Une chronique du Dr. Hubert DJOGUÉ : Le Bénin et son scandale carcéral

Société

La situation des établissements pénitentiaires au Bénin s’apparente aujourd’hui à une tragédie humaine d’une gravité sans nom, révélatrice des dysfonctionnements criants de notre système judiciaire.

D’après les données officielles, au 9 septembre 2024, le pays abritait 19 563 prisonniers pour une capacité d’accueil initialement prévue pour 7 000 personnes, engendrant un taux de surpopulation effarant de 298,85%. Ce simple constat chiffre une réalité intenable : les lieux de détention se transforment en espaces de souffrance et de promiscuité où la dignité humaine est sacrifiée sur l’autel de l’inefficacité institutionnelle. Dans l’enfer carcéral de la maison d’arrêt de Cotonou, certains détenus en viennent à dormir à tour de rôle, comme l’a révélé avec amertume Euloge Alle, régisseur des lieux. Ces conditions d’incarcération sont une violation flagrante des droits humains et devraient mobiliser la conscience nationale.

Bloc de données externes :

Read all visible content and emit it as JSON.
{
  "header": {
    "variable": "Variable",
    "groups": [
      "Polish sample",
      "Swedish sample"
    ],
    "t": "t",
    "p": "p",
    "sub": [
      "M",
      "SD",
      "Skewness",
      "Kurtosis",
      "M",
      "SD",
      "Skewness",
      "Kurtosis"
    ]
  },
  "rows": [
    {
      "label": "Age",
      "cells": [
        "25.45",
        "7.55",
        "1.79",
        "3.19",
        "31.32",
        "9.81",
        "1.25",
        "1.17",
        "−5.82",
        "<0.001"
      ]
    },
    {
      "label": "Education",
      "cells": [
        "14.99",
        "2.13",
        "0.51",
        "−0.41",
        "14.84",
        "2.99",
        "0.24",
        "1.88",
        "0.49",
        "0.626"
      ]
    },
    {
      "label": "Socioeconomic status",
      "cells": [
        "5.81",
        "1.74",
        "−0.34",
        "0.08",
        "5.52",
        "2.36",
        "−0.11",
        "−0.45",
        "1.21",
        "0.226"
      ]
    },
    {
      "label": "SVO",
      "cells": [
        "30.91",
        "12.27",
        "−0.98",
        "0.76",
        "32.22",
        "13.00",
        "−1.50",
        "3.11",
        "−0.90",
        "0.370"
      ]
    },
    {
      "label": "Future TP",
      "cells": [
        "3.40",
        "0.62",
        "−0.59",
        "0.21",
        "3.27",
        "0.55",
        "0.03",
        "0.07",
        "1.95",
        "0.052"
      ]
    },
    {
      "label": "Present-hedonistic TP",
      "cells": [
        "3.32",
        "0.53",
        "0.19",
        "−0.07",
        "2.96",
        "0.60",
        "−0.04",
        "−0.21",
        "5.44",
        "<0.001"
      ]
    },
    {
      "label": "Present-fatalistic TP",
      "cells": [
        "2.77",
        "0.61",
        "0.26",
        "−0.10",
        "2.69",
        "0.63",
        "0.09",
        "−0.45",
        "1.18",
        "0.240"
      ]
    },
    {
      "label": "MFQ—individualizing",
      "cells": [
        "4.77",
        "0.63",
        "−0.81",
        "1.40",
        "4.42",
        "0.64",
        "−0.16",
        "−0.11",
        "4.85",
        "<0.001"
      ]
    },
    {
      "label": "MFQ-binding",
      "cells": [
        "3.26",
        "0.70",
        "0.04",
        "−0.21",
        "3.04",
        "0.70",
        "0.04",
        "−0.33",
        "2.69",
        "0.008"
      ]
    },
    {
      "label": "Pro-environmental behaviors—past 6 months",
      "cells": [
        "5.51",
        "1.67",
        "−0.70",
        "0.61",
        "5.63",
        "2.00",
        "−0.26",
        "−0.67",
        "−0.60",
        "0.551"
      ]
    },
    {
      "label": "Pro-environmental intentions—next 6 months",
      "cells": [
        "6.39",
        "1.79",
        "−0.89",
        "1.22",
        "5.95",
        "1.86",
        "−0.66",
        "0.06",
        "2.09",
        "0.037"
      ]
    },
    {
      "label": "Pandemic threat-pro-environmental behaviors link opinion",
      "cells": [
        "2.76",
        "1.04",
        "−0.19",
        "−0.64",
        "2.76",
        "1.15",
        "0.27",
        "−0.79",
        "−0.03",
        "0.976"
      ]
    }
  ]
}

Face à ce tableau d’une insupportable cruauté, il devient urgent et impératif de poser des actes audacieux pour alléger ce fardeau. L’engorgement de nos prisons découle en partie de la lenteur des procédures judiciaires. Pour y remédier, il est primordial d’organiser la multiplication des procès, garantissant ainsi à chaque détenu un jugement rapide et équitable, et réduisant le nombre alarmant de personnes en détention préventive prolongée. Par ailleurs, la libération des prisonniers politiques et des individus emprisonnés de manière abusive doit être envisagée sans délai. Il est inacceptable qu’un État de droit tolère la détention d’individus pour des motifs contraires à la justice et à la démocratie.

Cependant, au-delà de ces mesures urgentes, seule une réforme en profondeur pourra apporter un changement durable. Il est essentiel de renforcer l’Agence Pénitentiaire du Bénin en y intégrant des personnels qualifiés, comme l’a justement souligné le régisseur Euloge Alle, et de veiller à ce que ces lieux de privation de liberté soient humanisés, réformés pour ne plus être synonymes de misère et d’abandon. En outre, la mise en place de cadres de concertation réunissant l’ensemble des acteurs du système carcéral et les défenseurs des droits humains, tel que préconisé par la Commission Béninoise des Droits de l’Homme, permettra de restaurer un équilibre éthique et législatif. Il est grand temps que le Bénin rompe avec cette indifférence institutionnalisée et prenne la mesure de ses responsabilités face à cette crise carcérale qui bafoue la dignité de ses citoyens. Cela doit être un des prochains chantiers du Chef de l’État. Et je pense que le Président Talon n’est pas informé de cette affaire.